Wednesday, August 13, 2008

Fun Fact on Contracting War

I didn't know this.

CBO estimates that 190,000 private contractors were working in Iraq through US government contracts as of early 2008, with 20 percent of them US citizens, and the rest a combination of Iraqi nationals and foreigners. This squares with earlier estimates and reflects, according to CBO, a 1:1 military personnel/contractor ratio — the highest in American history, save the Balkans. The Balkan situation was set on a far less grander scale, however, a CBO spokesman said in a press briefing earlier today

Not a shock, but still an amazing ratio.

HT: The American Conservative

4 comments:

Grim said...

That report was interesting in a lot of respects.

One of them is this:

"A better comparison [than a simple salary comparison, of whether it costs more to hire contractors or use military servicemembers] would also reflect all types of personnel as well as nonlabor costs (such as vehicles and other equipment) that a security contractor includes in its bid.

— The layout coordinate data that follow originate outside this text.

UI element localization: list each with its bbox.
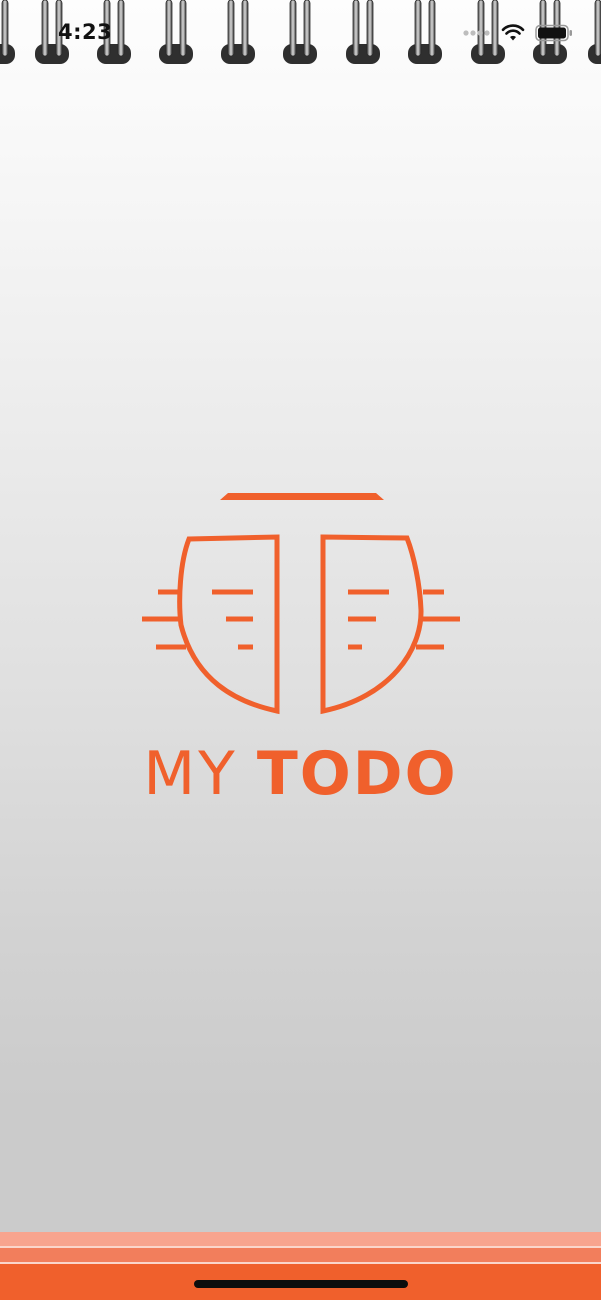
binding-ring <box>346 0 380 64</box>
todo-t-logo-icon <box>142 493 460 715</box>
battery-icon <box>535 24 573 42</box>
binding-ring <box>588 0 601 64</box>
wifi-icon <box>501 24 525 42</box>
splash-screen: { "status_bar": { "time": "4:23", "icons… <box>0 0 601 1300</box>
binding-ring <box>159 0 193 64</box>
stripe-light <box>0 1232 601 1246</box>
binding-ring <box>221 0 255 64</box>
status-time: 4:23 <box>58 20 113 44</box>
binding-ring <box>283 0 317 64</box>
stripe-mid <box>0 1248 601 1262</box>
binding-ring <box>408 0 442 64</box>
signal-dots-icon <box>463 29 491 37</box>
app-title: MY TODO <box>0 738 601 810</box>
home-indicator[interactable] <box>194 1280 408 1288</box>
bottom-stripes-decoration <box>0 1232 601 1300</box>
status-icons <box>463 22 573 44</box>
binding-ring <box>0 0 15 64</box>
app-title-bold: TODO <box>256 739 458 809</box>
app-title-light: MY <box>143 739 238 809</box>
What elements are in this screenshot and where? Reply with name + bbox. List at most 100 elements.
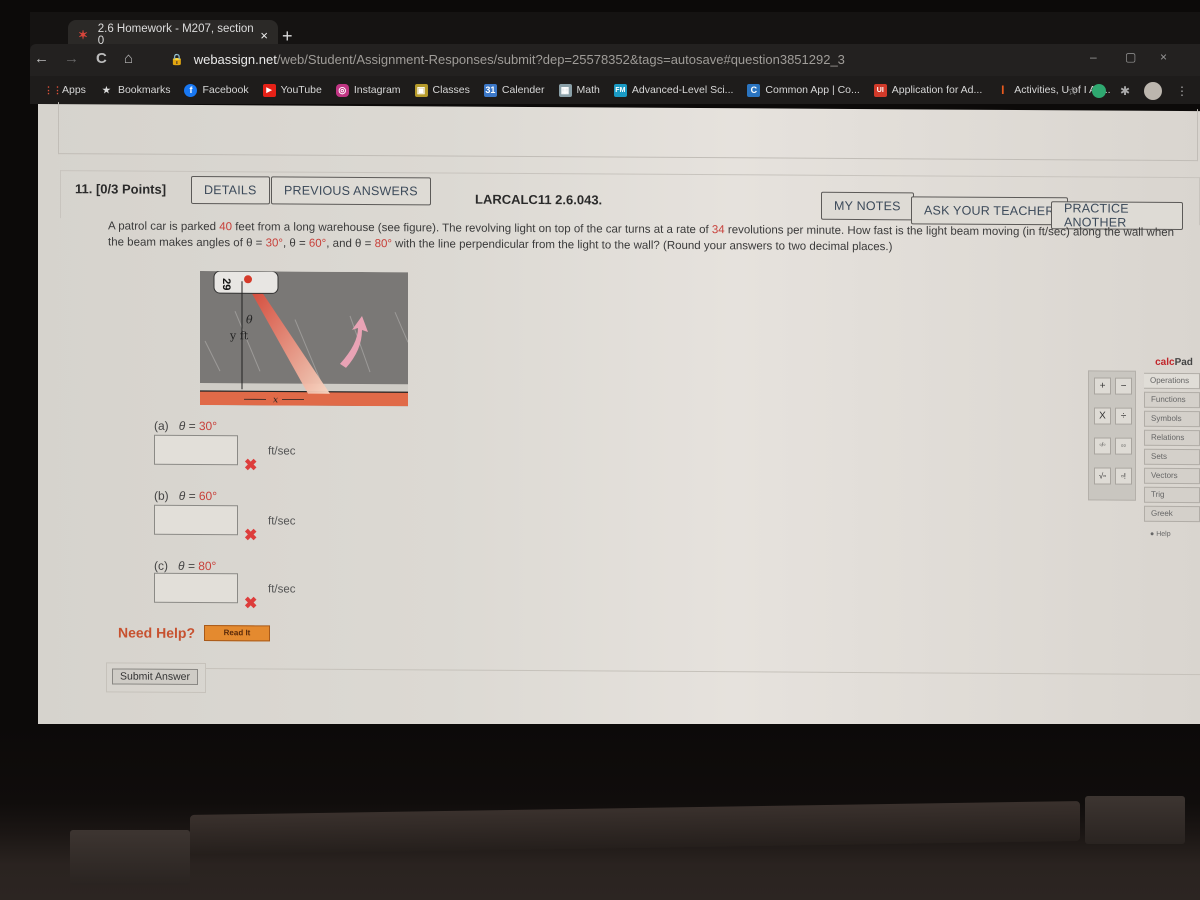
calcpad-tab-symbols[interactable]: Symbols [1144, 410, 1200, 428]
profile-avatar[interactable] [1144, 82, 1162, 100]
bookmark-instagram[interactable]: ◎ Instagram [335, 83, 401, 97]
webassign-favicon-icon: ✶ [78, 28, 89, 42]
menu-kebab-icon[interactable]: ⋮ [1176, 84, 1188, 98]
bookmark-apps[interactable]: ⋮⋮ Apps [44, 84, 86, 97]
question-number-points: 11. [0/3 Points] [75, 181, 167, 197]
plus-key[interactable]: + [1094, 377, 1111, 395]
divide-key[interactable]: ÷ [1115, 407, 1132, 425]
bookmark-math[interactable]: ▦ Math [558, 83, 600, 97]
bookmark-label: Math [576, 84, 600, 96]
google-classroom-icon: ▣ [414, 83, 428, 97]
webassign-page: 11. [0/3 Points] DETAILS PREVIOUS ANSWER… [38, 102, 1200, 732]
bookmark-star-icon[interactable]: ☆ [1067, 84, 1078, 98]
grammarly-extension-icon[interactable] [1091, 84, 1106, 98]
part-eq: θ = [178, 558, 199, 573]
distance-value: 40 [219, 221, 233, 234]
bookmark-youtube[interactable]: ▶ YouTube [262, 83, 322, 97]
extensions-puzzle-icon[interactable]: ✱ [1120, 84, 1130, 98]
calcpad-help-link[interactable]: ● Help [1150, 531, 1171, 538]
bookmark-calender[interactable]: 31 Calender [483, 83, 545, 97]
maximize-button[interactable]: ▢ [1125, 50, 1136, 64]
close-window-button[interactable]: × [1160, 50, 1167, 64]
star-icon: ★ [102, 84, 111, 95]
theta-label: θ [246, 313, 253, 326]
instagram-icon: ◎ [335, 83, 349, 97]
ask-your-teacher-button[interactable]: ASK YOUR TEACHER [911, 196, 1068, 226]
facebook-icon: f [184, 83, 198, 97]
rate-value: 34 [711, 224, 725, 237]
answer-a-input[interactable] [154, 434, 238, 466]
calcpad-tab-trig[interactable]: Trig [1144, 486, 1200, 504]
bookmark-label: YouTube [280, 84, 322, 96]
my-notes-button[interactable]: MY NOTES [821, 191, 914, 221]
need-help-label: Need Help? [118, 624, 196, 641]
reload-icon[interactable]: C [96, 50, 107, 67]
youtube-icon: ▶ [262, 83, 276, 97]
bookmark-bookmarks[interactable]: ★ Bookmarks [100, 84, 171, 97]
toolbar-extensions: ☆ ✱ ⋮ [1067, 82, 1188, 100]
calcpad-tab-operations[interactable]: Operations [1144, 372, 1200, 390]
problem-text: , θ = [282, 237, 309, 250]
warehouse-wall [200, 390, 408, 407]
read-it-button[interactable]: Read It [204, 625, 270, 642]
bookmark-facebook[interactable]: f Facebook [184, 83, 249, 97]
previous-answers-button[interactable]: PREVIOUS ANSWERS [271, 176, 431, 206]
bookmark-label: Instagram [353, 84, 401, 96]
minus-key[interactable]: − [1115, 377, 1132, 395]
x-label: x [273, 395, 278, 405]
bookmark-advanced-level-sci[interactable]: FM Advanced-Level Sci... [613, 83, 734, 97]
problem-text: feet from a long warehouse (see figure).… [232, 221, 712, 237]
answer-c-input[interactable] [154, 572, 238, 604]
question-header: 11. [0/3 Points] DETAILS PREVIOUS ANSWER… [60, 170, 1200, 230]
photo-of-laptop-screen: ✶ 2.6 Homework - M207, section 0 × + ← →… [0, 0, 1200, 900]
minimize-button[interactable]: – [1090, 50, 1097, 64]
factorial-key[interactable]: ▫! [1115, 467, 1132, 485]
bookmark-classes[interactable]: ▣ Classes [414, 83, 470, 97]
calcpad-tab-vectors[interactable]: Vectors [1144, 467, 1200, 485]
y-label: y ft [229, 329, 249, 342]
fm-icon: FM [613, 83, 627, 97]
bookmark-label: Classes [432, 84, 470, 96]
math-icon: ▦ [558, 83, 572, 97]
help-circle-icon: ● [1150, 530, 1155, 538]
home-icon[interactable]: ⌂ [124, 50, 133, 67]
calcpad-tab-sets[interactable]: Sets [1144, 448, 1200, 466]
fraction-key[interactable]: ▫/▫ [1094, 437, 1111, 455]
bookmark-common-app[interactable]: C Common App | Co... [747, 83, 860, 97]
calcpad-title: calcPad [1148, 357, 1200, 371]
calcpad-tab-functions[interactable]: Functions [1144, 391, 1200, 409]
answer-b-input[interactable] [154, 504, 238, 536]
part-b-label: (b) θ = 60° [154, 489, 217, 503]
lock-icon: 🔒 [170, 53, 184, 66]
help-label: Help [1156, 530, 1171, 538]
bookmark-label: Bookmarks [117, 84, 171, 96]
part-eq: θ = [178, 488, 199, 503]
calcpad-keypad: + − X ÷ ▫/▫ ▫▫ √▫ ▫! [1088, 370, 1136, 501]
address-bar[interactable]: 🔒 webassign.net /web/Student/Assignment-… [170, 46, 1170, 72]
divider [206, 668, 1200, 676]
submit-answer-button[interactable]: Submit Answer [112, 668, 198, 685]
calcpad-title-b: Pad [1174, 356, 1193, 369]
forward-icon[interactable]: → [64, 50, 79, 67]
browser-toolbar: ← → C ⌂ 🔒 webassign.net /web/Student/Ass… [30, 44, 1200, 76]
bookmark-label: Facebook [202, 84, 249, 96]
back-icon[interactable]: ← [34, 50, 49, 67]
bookmark-application-for-ad[interactable]: UI Application for Ad... [873, 83, 982, 97]
details-button[interactable]: DETAILS [191, 175, 270, 205]
bookmark-label: Advanced-Level Sci... [631, 84, 734, 96]
part-letter: (c) [154, 558, 168, 573]
exponent-key[interactable]: ▫▫ [1115, 437, 1132, 455]
part-letter: (a) [154, 418, 169, 433]
part-c-label: (c) θ = 80° [154, 559, 216, 573]
times-key[interactable]: X [1094, 407, 1111, 425]
angle-value-3: 80° [374, 238, 392, 251]
sqrt-key[interactable]: √▫ [1094, 467, 1111, 485]
calcpad-tab-greek[interactable]: Greek [1144, 505, 1200, 523]
calendar-icon: 31 [483, 83, 497, 97]
laptop-hinge-left [70, 830, 190, 885]
calcpad-tab-relations[interactable]: Relations [1144, 429, 1200, 447]
bookmark-label: Common App | Co... [765, 84, 860, 96]
tab-close-icon[interactable]: × [260, 28, 268, 43]
laptop-hinge-right [1085, 796, 1185, 844]
apps-grid-icon: ⋮⋮ [44, 84, 62, 95]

"CBO performed such an analysis, comparing the costs of a private security contractor with those of a military alternative. That analysis indicates that the costs of the private contractor did not differ greatly from the costs of having a comparable military unit performing similar functions. During peacetime, however, the military unit would remain in the force structure and continue to accrue costs at a peacetime rate, whereas the private security contract would not have to be renewed (see Box 2)."

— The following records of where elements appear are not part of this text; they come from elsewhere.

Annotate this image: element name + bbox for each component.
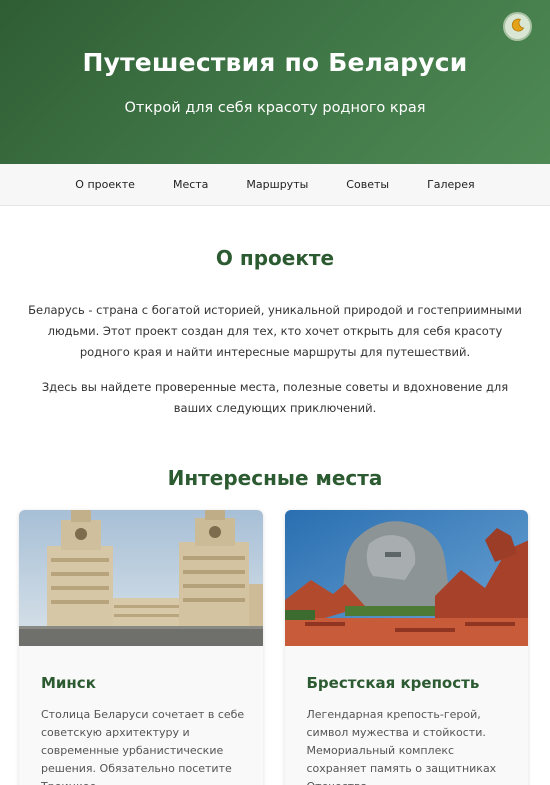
moon-icon <box>510 17 526 36</box>
about-paragraph-2: Здесь вы найдете проверенные места, поле… <box>41 380 509 415</box>
place-card-minsk[interactable]: Минск Столица Беларуси сочетает в себе с… <box>19 510 263 785</box>
brest-fortress-photo <box>284 510 528 646</box>
place-card-description: Легендарная крепость-герой, символ мужес… <box>306 708 497 785</box>
places-section: Интересные места Минск Столица Беларуси … <box>0 466 550 785</box>
nav-item-gallery[interactable]: Галерея <box>408 178 494 191</box>
nav-item-about[interactable]: О проекте <box>56 178 154 191</box>
nav-item-routes[interactable]: Маршруты <box>227 178 327 191</box>
place-card-description: Столица Беларуси сочетает в себе советск… <box>41 708 245 785</box>
about-section: О проекте Беларусь - страна с богатой ис… <box>0 246 550 419</box>
place-card-title: Минск <box>41 674 96 692</box>
about-title: О проекте <box>215 246 335 270</box>
main-nav: О проекте Места Маршруты Советы Галерея <box>0 164 550 206</box>
theme-toggle-button[interactable] <box>503 12 532 41</box>
nav-item-tips[interactable]: Советы <box>327 178 408 191</box>
nav-item-places[interactable]: Места <box>154 178 227 191</box>
site-title: Путешествия по Беларуси <box>82 48 468 77</box>
place-card-title: Брестская крепость <box>306 674 480 692</box>
site-subtitle: Открой для себя красоту родного края <box>124 100 426 116</box>
about-paragraph-1: Беларусь - страна с богатой историей, ун… <box>28 303 522 359</box>
minsk-photo <box>19 510 263 646</box>
places-title: Интересные места <box>167 466 383 490</box>
hero-banner: Путешествия по Беларуси Открой для себя … <box>0 0 550 164</box>
place-card-brest[interactable]: Брестская крепость Легендарная крепость-… <box>284 510 528 785</box>
places-cards: Минск Столица Беларуси сочетает в себе с… <box>0 510 550 785</box>
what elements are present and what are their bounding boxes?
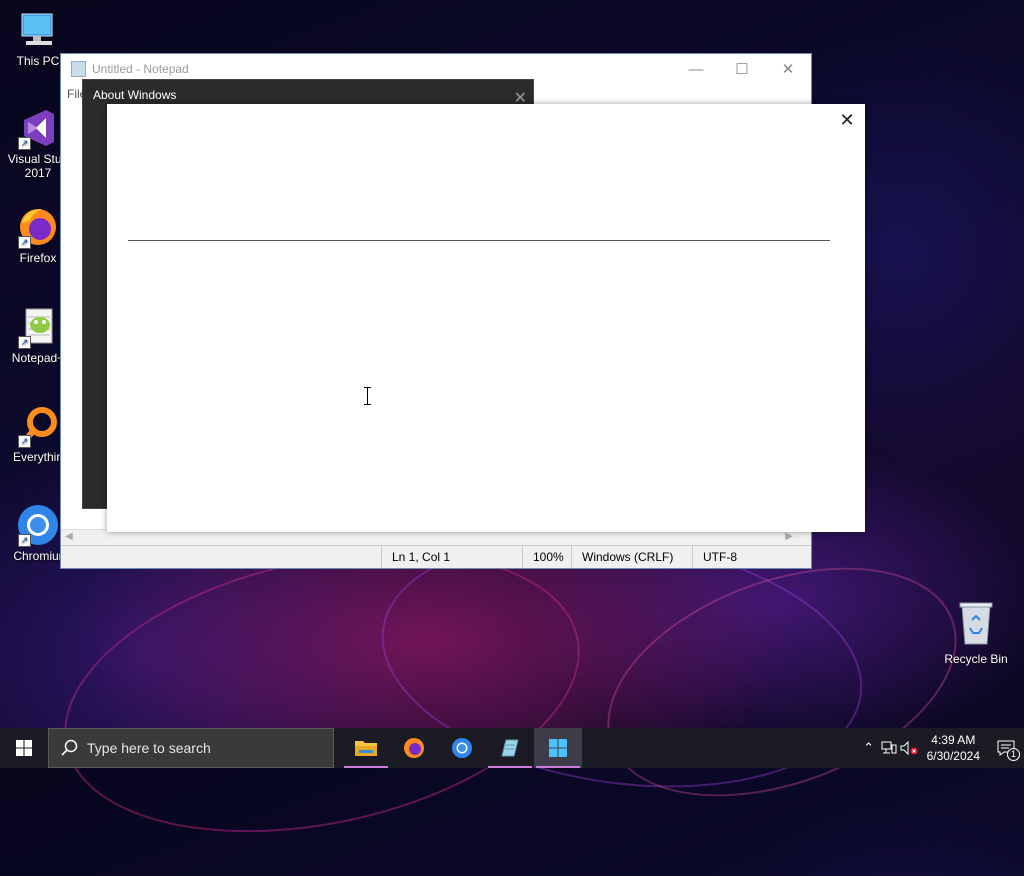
search-placeholder: Type here to search: [87, 740, 211, 756]
shortcut-arrow-icon: ↗: [18, 534, 31, 547]
chromium-icon: [452, 738, 472, 758]
visual-studio-icon: ↗: [16, 106, 60, 150]
taskbar-about-windows[interactable]: [534, 728, 582, 768]
status-line-ending: Windows (CRLF): [571, 546, 692, 568]
windows-logo-icon: [16, 740, 32, 756]
status-zoom: 100%: [522, 546, 571, 568]
status-position: Ln 1, Col 1: [381, 546, 522, 568]
folder-icon: [355, 741, 377, 756]
window-title: Untitled - Notepad: [92, 62, 189, 76]
recycle-bin-icon: [954, 600, 998, 648]
notification-count: 1: [1007, 748, 1020, 761]
action-center-button[interactable]: 1: [988, 728, 1024, 768]
desktop-icon-label: Recycle Bin: [944, 652, 1008, 666]
scroll-left-icon[interactable]: ◀: [65, 531, 73, 542]
shortcut-arrow-icon: ↗: [18, 435, 31, 448]
blank-dialog[interactable]: ✕: [107, 104, 865, 532]
desktop-icon-recycle-bin[interactable]: Recycle Bin: [938, 600, 1014, 666]
clock[interactable]: 4:39 AM 6/30/2024: [919, 732, 988, 764]
windows-logo-icon: [549, 739, 567, 757]
taskbar-search-box[interactable]: Type here to search: [48, 728, 334, 768]
notepad-plus-icon: ↗: [16, 305, 60, 349]
dialog-close-button[interactable]: ✕: [837, 110, 857, 130]
volume-muted-icon[interactable]: [899, 738, 919, 758]
close-button[interactable]: ✕: [765, 54, 811, 84]
clock-date: 6/30/2024: [926, 749, 980, 763]
notepad-app-icon: [71, 61, 86, 77]
firefox-icon: ↗: [16, 205, 60, 249]
status-encoding: UTF-8: [692, 546, 793, 568]
status-bar: Ln 1, Col 1 100% Windows (CRLF) UTF-8: [61, 545, 811, 568]
taskbar-chromium[interactable]: [438, 728, 486, 768]
about-titlebar[interactable]: About Windows ✕: [83, 80, 533, 107]
firefox-icon: [404, 738, 424, 758]
notepad-icon: [501, 739, 519, 757]
text-cursor-icon: [363, 387, 373, 405]
status-spacer: [61, 546, 381, 568]
taskbar-file-explorer[interactable]: [342, 728, 390, 768]
computer-icon: [16, 8, 60, 52]
minimize-button[interactable]: —: [673, 54, 719, 84]
shortcut-arrow-icon: ↗: [18, 137, 31, 150]
taskbar-notepad[interactable]: [486, 728, 534, 768]
chromium-icon: ↗: [16, 503, 60, 547]
maximize-button[interactable]: ☐: [719, 54, 765, 84]
everything-search-icon: ↗: [16, 404, 60, 448]
clock-time: 4:39 AM: [931, 733, 976, 747]
start-button[interactable]: [0, 728, 48, 768]
system-tray: ⌃ 4:39 AM 6/30/2024 1: [859, 728, 1024, 768]
scroll-right-icon[interactable]: ▶: [785, 531, 793, 542]
divider: [128, 240, 830, 241]
taskbar-firefox[interactable]: [390, 728, 438, 768]
shortcut-arrow-icon: ↗: [18, 236, 31, 249]
about-title: About Windows: [93, 88, 177, 102]
chevron-up-icon[interactable]: ⌃: [859, 738, 879, 758]
taskbar: Type here to search ⌃ 4:39 AM 6/30/2024 …: [0, 728, 1024, 768]
shortcut-arrow-icon: ↗: [18, 336, 31, 349]
search-icon: [61, 739, 79, 757]
network-icon[interactable]: [879, 738, 899, 758]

So, actually: we already have the civilian, expeditionary service capable of deploying with the military and doing COIN operations that SECDEF Gates and others have been calling for. It's just as big and well-funded as the military, at least when current operations demand it, as Sen. Obama has said he feels such a service should be.

It's just not a bureaucratic government agency: it's run through the market.

Dad29 said...

Thanks for that info.

There were two reasons for my interest in the story. 1) The ratio of support/combat is higher than I thought it would be (I surmised about 2 to 3); and the fact that contractors are able to operate with (apparent) relative safety in a hot zone...

Of course, I suppose that "hot zone" has varying definitions.

Grim said...

Well, we lost contractors while I was out there. They don't get reported in the news, because frankly, no one cares. Their families do, obviously, but the media isn't interested and neither is the American public.

Grim said...

By the same token, though, remember that even the military operates in relative safety. More than 90% of deployed troops come home perfectly safe. The combat loss rate at the worst part of the war was only around 2%, injuries and deaths combined.

Some units took far higher losses -- certain Marines in Fallujah and Ramadi, for example. (Not that only the infantry suffered; I knew a PAO who lost a leg while on dismounted patrol with his unit. He was, and doubtless still is, a good guy: a former Airborne Ranger who had moved to a supposedly safer field because he married a beautiful young lady. He still went out, though, to help out and to do his job of trying to tell the story of his soldiers. We also lost a lot of those we lost to IDF, which could kill anyone -- infantry, support, civilian or otherwise).